Heute möchte ich einmal Werbung für meinen früheren, langjährigen Arbeitgeber machen: Das „Handelsblatt“ hat in seiner Wochenendausgabe die Rohstoffmärkte 2012 zu einem Spezial gemacht, das es Wert ist, einmal studiert und/oder als aktuelles Nachschlagewerk aufbewahrt zu werden. Auf zehn Seiten werden alle wichtigen Marktsegmente ausführlich und mit Prognosen durchsetzt behandelt – außerdem zum Teil auch informativ illustriert.
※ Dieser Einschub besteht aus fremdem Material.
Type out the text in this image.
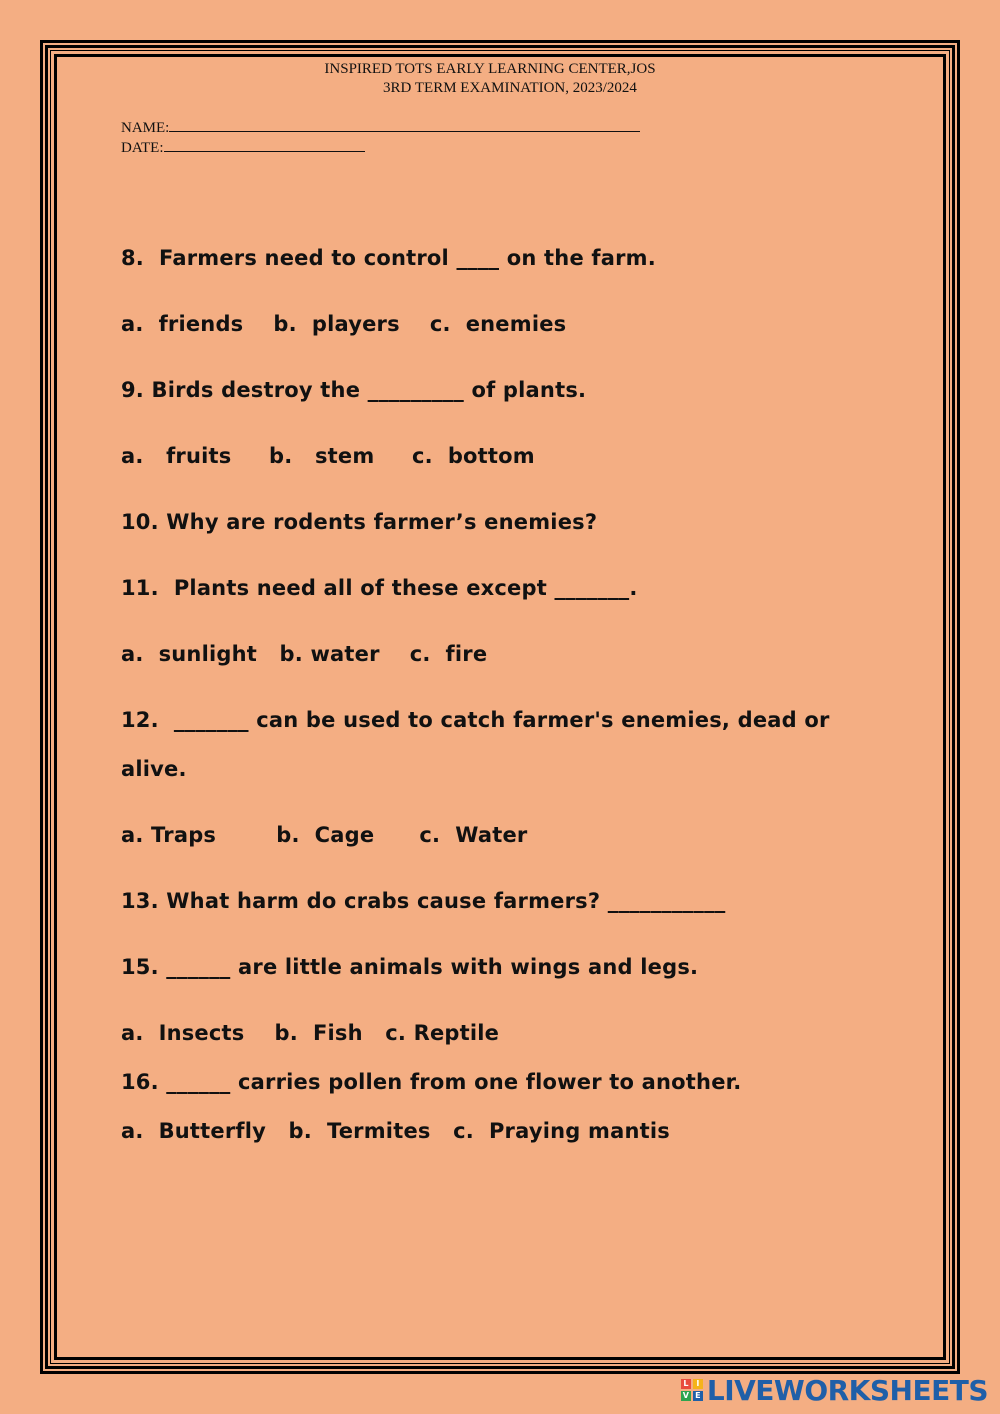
INSPIRED TOTS EARLY LEARNING CENTER,JOS
3RD TERM EXAMINATION, 2023/2024
NAME:
DATE:
8.  Farmers need to control ____ on the farm.
a.  friends    b.  players    c.  enemies
9. Birds destroy the _________ of plants.
a.   fruits     b.   stem     c.  bottom
10. Why are rodents farmer’s enemies?
11.  Plants need all of these except _______.
a.  sunlight   b. water    c.  fire
12.  _______ can be used to catch farmer's enemies, dead or
alive.
a. Traps        b.  Cage      c.  Water
13. What harm do crabs cause farmers? ___________
15. ______ are little animals with wings and legs.
a.  Insects    b.  Fish   c. Reptile
16. ______ carries pollen from one flower to another.
a.  Butterfly   b.  Termites   c.  Praying mantis
L I
V E LIVEWORKSHEETS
Daraus einige thematische Highlights:
- Wohin treibt der Ölpreis?
- Spekulanten entdecken Kaffee, Zucker und Weizen.
- Was folgt auf den Goldrausch?
- Was Chinas Rohstoffhunger für die Anleger bedeutet.
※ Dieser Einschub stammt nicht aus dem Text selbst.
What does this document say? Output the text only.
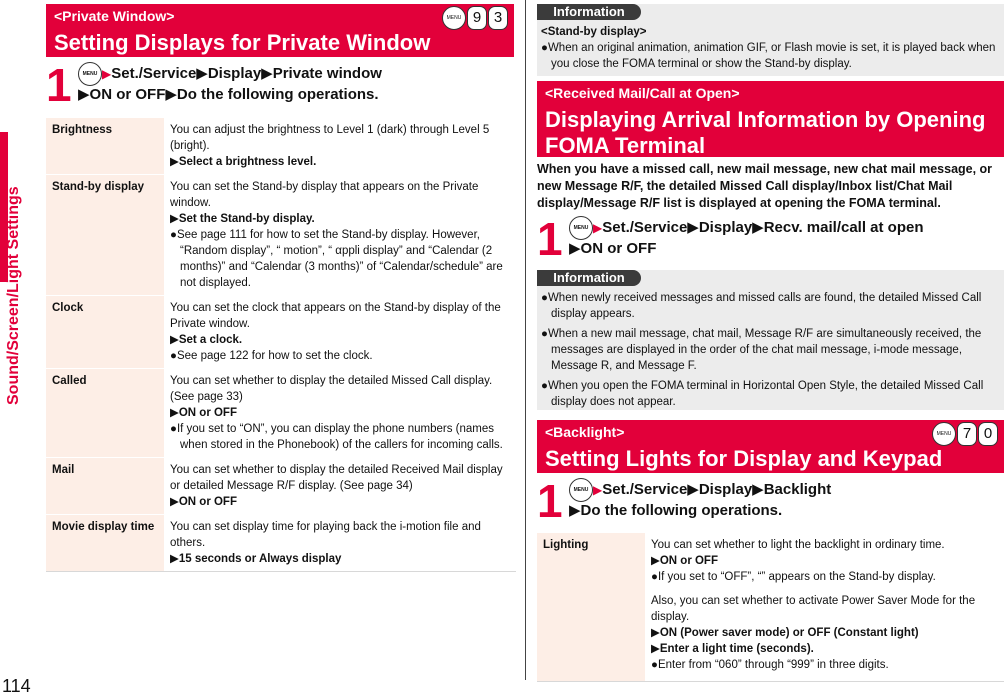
Sound/Screen/Light Settings
114
<Private Window>
Setting Displays for Private Window
MENU 9 3
1	MENU ▶Set./Service▶Display▶Private window
▶ON or OFF▶Do the following operations.
Brightness	You can adjust the brightness to Level 1 (dark) through Level 5 (bright).
▶Select a brightness level.

Stand-by display	You can set the Stand-by display that appears on the Private window.
▶Set the Stand-by display.
●See page 111 for how to set the Stand-by display. However, “Random display”, “ motion”, “ αppli display” and “Calendar (2 months)” and “Calendar (3 months)” of “Calendar/schedule” are not displayed.

Clock	You can set the clock that appears on the Stand-by display of the Private window.
▶Set a clock.
●See page 122 for how to set the clock.

Called	You can set whether to display the detailed Missed Call display. (See page 33)
▶ON or OFF
●If you set to “ON”, you can display the phone numbers (names when stored in the Phonebook) of the callers for incoming calls.

Mail	You can set whether to display the detailed Received Mail display or detailed Message R/F display. (See page 34)
▶ON or OFF

Movie display time	You can set display time for playing back the i-motion file and others.
▶15 seconds or Always display
Information
<Stand-by display>
●When an original animation, animation GIF, or Flash movie is set, it is played back when you close the FOMA terminal or show the Stand-by display.
<Received Mail/Call at Open>
Displaying Arrival Information by Opening FOMA Terminal
When you have a missed call, new mail message, new chat mail message, or new Message R/F, the detailed Missed Call display/Inbox list/Chat Mail display/Message R/F list is displayed at opening the FOMA terminal.
1	MENU ▶Set./Service▶Display▶Recv. mail/call at open
▶ON or OFF
Information
●When newly received messages and missed calls are found, the detailed Missed Call display appears.
●When a new mail message, chat mail, Message R/F are simultaneously received, the messages are displayed in the order of the chat mail message, i-mode message, Message R, and Message F.
●When you open the FOMA terminal in Horizontal Open Style, the detailed Missed Call display does not appear.
<Backlight>
Setting Lights for Display and Keypad
MENU 7 0
1	MENU ▶Set./Service▶Display▶Backlight
▶Do the following operations.
Lighting	You can set whether to light the backlight in ordinary time.
▶ON or OFF
●If you set to “OFF”, “” appears on the Stand-by display.
Also, you can set whether to activate Power Saver Mode for the display.
▶ON (Power saver mode) or OFF (Constant light)
▶Enter a light time (seconds).
●Enter from “060” through “999” in three digits.
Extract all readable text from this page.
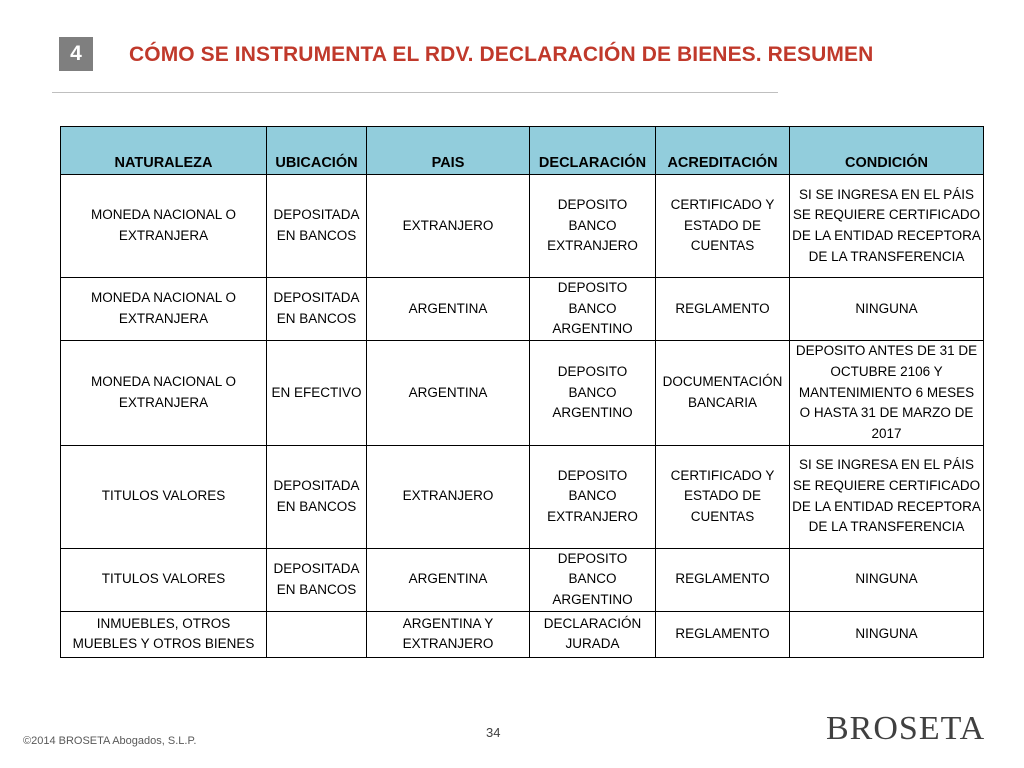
4	CÓMO SE INSTRUMENTA EL RDV. DECLARACIÓN DE BIENES. RESUMEN
NATURALEZA	UBICACIÓN	PAIS	DECLARACIÓN	ACREDITACIÓN	CONDICIÓN
MONEDA NACIONAL O EXTRANJERA	DEPOSITADA EN BANCOS	EXTRANJERO	DEPOSITO BANCO EXTRANJERO	CERTIFICADO Y ESTADO DE CUENTAS	SI SE INGRESA EN EL PÁIS SE REQUIERE CERTIFICADO DE LA ENTIDAD RECEPTORA DE LA TRANSFERENCIA
MONEDA NACIONAL O EXTRANJERA	DEPOSITADA EN BANCOS	ARGENTINA	DEPOSITO BANCO ARGENTINO	REGLAMENTO	NINGUNA
MONEDA NACIONAL O EXTRANJERA	EN EFECTIVO	ARGENTINA	DEPOSITO BANCO ARGENTINO	DOCUMENTACIÓN BANCARIA	DEPOSITO ANTES DE 31 DE OCTUBRE 2106 Y MANTENIMIENTO 6 MESES O HASTA 31 DE MARZO DE 2017
TITULOS VALORES	DEPOSITADA EN BANCOS	EXTRANJERO	DEPOSITO BANCO EXTRANJERO	CERTIFICADO Y ESTADO DE CUENTAS	SI SE INGRESA EN EL PÁIS SE REQUIERE CERTIFICADO DE LA ENTIDAD RECEPTORA DE LA TRANSFERENCIA
TITULOS VALORES	DEPOSITADA EN BANCOS	ARGENTINA	DEPOSITO BANCO ARGENTINO	REGLAMENTO	NINGUNA
INMUEBLES, OTROS MUEBLES Y OTROS BIENES		ARGENTINA Y EXTRANJERO	DECLARACIÓN JURADA	REGLAMENTO	NINGUNA
©2014 BROSETA Abogados, S.L.P.
34	BROSETA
Gerade auf diesem Gebiet sollten sich wirklich nur Anleger tummeln, die Zeit für ein ausreichendes Informationssammeln aufbringen können. Nicht vergessen: Den Rohstoffmarkt kann es nicht geben, dafür sind die Produkte viel zu heterogen. Überdies geht es ja nicht nur um die Frage, ob man eine Anlageobjekt kaufen sollte oder nicht (Asset Allocation), sondern auch um das Wie, das hier eine besondere Rolle spielt. Deshalb bekräftige ich an dieser Stelle meinen Appell, vor einem Einstieg in die bunte Welt der Commodities nicht allein den oder die Favoriten zu bestimmen, sondern sich gleichzeitig zu fragen, welches Anlageinstrument dafür am besten geeignet sei (Future, Option, Aktie, Fonds, Zertifikat etc.). Im Zweifel sollte man mit Aktien führender Rohstoffunternehmen beginnen – Goldminenwerte sind ja nicht zu unrecht ziemlich populär.
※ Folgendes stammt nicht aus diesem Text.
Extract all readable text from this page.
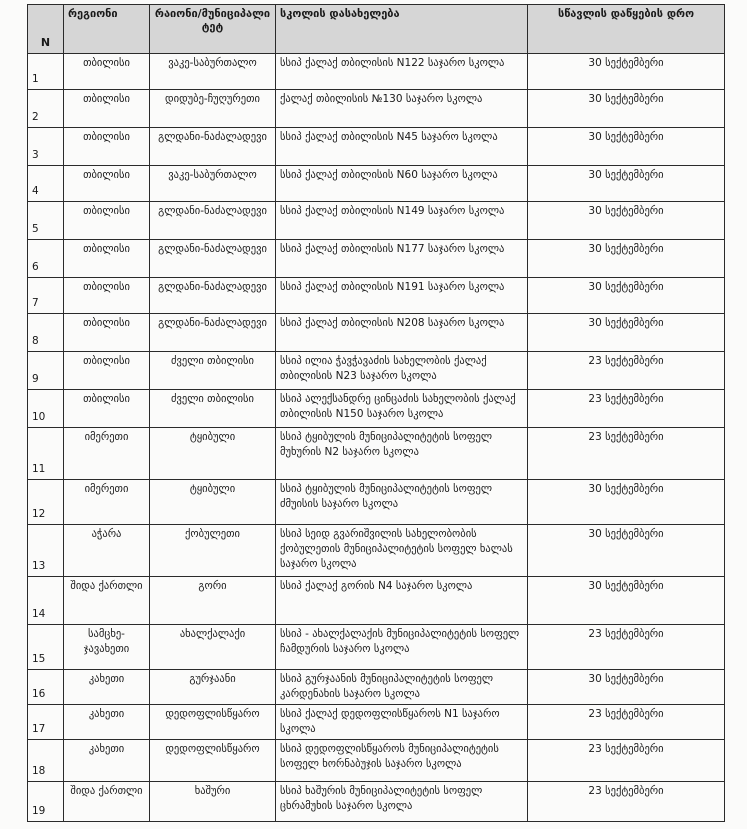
N	რეგიონი	რაიონი/მუნიციპალი ტეტ	სკოლის დასახელება	სწავლის დაწყების დრო
1	თბილისი	ვაკე-საბურთალო	სსიპ ქალაქ თბილისის N122 საჯარო სკოლა	30 სექტემბერი
2	თბილისი	დიდუბე-ჩუღურეთი	ქალაქ თბილისის №130 საჯარო სკოლა	30 სექტემბერი
3	თბილისი	გლდანი-ნაძალადევი	სსიპ ქალაქ თბილისის N45 საჯარო სკოლა	30 სექტემბერი
4	თბილისი	ვაკე-საბურთალო	სსიპ ქალაქ თბილისის N60 საჯარო სკოლა	30 სექტემბერი
5	თბილისი	გლდანი-ნაძალადევი	სსიპ ქალაქ თბილისის N149 საჯარო სკოლა	30 სექტემბერი
6	თბილისი	გლდანი-ნაძალადევი	სსიპ ქალაქ თბილისის N177 საჯარო სკოლა	30 სექტემბერი
7	თბილისი	გლდანი-ნაძალადევი	სსიპ ქალაქ თბილისის N191 საჯარო სკოლა	30 სექტემბერი
8	თბილისი	გლდანი-ნაძალადევი	სსიპ ქალაქ თბილისის N208 საჯარო სკოლა	30 სექტემბერი
9	თბილისი	ძველი თბილისი	სსიპ ილია ჭავჭავაძის სახელობის ქალაქ თბილისის N23 საჯარო სკოლა	23 სექტემბერი
10	თბილისი	ძველი თბილისი	სსიპ ალექსანდრე ცინცაძის სახელობის ქალაქ თბილისის N150 საჯარო სკოლა	23 სექტემბერი
11	იმერეთი	ტყიბული	სსიპ ტყიბულის მუნიციპალიტეტის სოფელ მუხურის N2 საჯარო სკოლა	23 სექტემბერი
12	იმერეთი	ტყიბული	სსიპ ტყიბულის მუნიციპალიტეტის სოფელ ძმუისის საჯარო სკოლა	30 სექტემბერი
13	აჭარა	ქობულეთი	სსიპ სეიდ გვარიშვილის სახელობობის ქობულეთის მუნიციპალიტეტის სოფელ ხალას საჯარო სკოლა	30 სექტემბერი
14	შიდა ქართლი	გორი	სსიპ ქალაქ გორის N4 საჯარო სკოლა	30 სექტემბერი
15	სამცხე-ჯავახეთი	ახალქალაქი	სსიპ - ახალქალაქის მუნიციპალიტეტის სოფელ ჩამდურის საჯარო სკოლა	23 სექტემბერი
16	კახეთი	გურჯაანი	სსიპ გურჯაანის მუნიციპალიტეტის სოფელ კარდენახის საჯარო სკოლა	30 სექტემბერი
17	კახეთი	დედოფლისწყარო	სსიპ ქალაქ დედოფლისწყაროს N1 საჯარო სკოლა	23 სექტემბერი
18	კახეთი	დედოფლისწყარო	სსიპ დედოფლისწყაროს მუნიციპალიტეტის სოფელ ხორნაბუჯის საჯარო სკოლა	23 სექტემბერი
19	შიდა ქართლი	ხაშური	სსიპ ხაშურის მუნიციპალიტეტის სოფელ ცხრამუხის საჯარო სკოლა	23 სექტემბერი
Noch ein wichtiger Hinweis: Rohstoffpreise werden naturgemäß von ganz unterschiedlichen Faktoren bestimmt. Beispiel: Für das Industriemetall Kupfer sind Weltkonjunktur, speziell die chinesische Nachfrage und aktuelle Veränderungen im Angebot (etwa durch längere Streiks in Minen) relevant. Beim Kaffee hingegen ist es eher das Wetter. Heute werden solche „natürlichen“ Faktoren aber immer stärker durch Operationen internationaler Großanleger überschattet – große Kapitalsammelstellen (z.B. US-Pensionskassen und ähnliche Institutionen) haben die Rohstoffmärkte als Spielfeld entdeckt. Das erschwert die Preisprognose zusätzlich.
Wirft man einen Blick auf die Performance der wichtigsten Rohstoffindizes in 2011, so fällt das Ergebnis sehr ernüchternd aus: Der S&P GSCI fiel um ein Prozent und der DJ UBS, der vor allem zahlreiche Industriemetalle und Agrarwerte enthält, brach um mehr als 13 Prozent ein. Der CRB-Rohstoffindex verlor ebenso wie der MSCI World Aktienindex rund acht Prozent. Während Energiewerte und Edelmetalle zu den Gewinnern des Jahres gehörten, wurden Industriemetalle und Agrarwerte besonders hart abgestraft.
Machen Sie weiter mit – und machen Sie’s gut!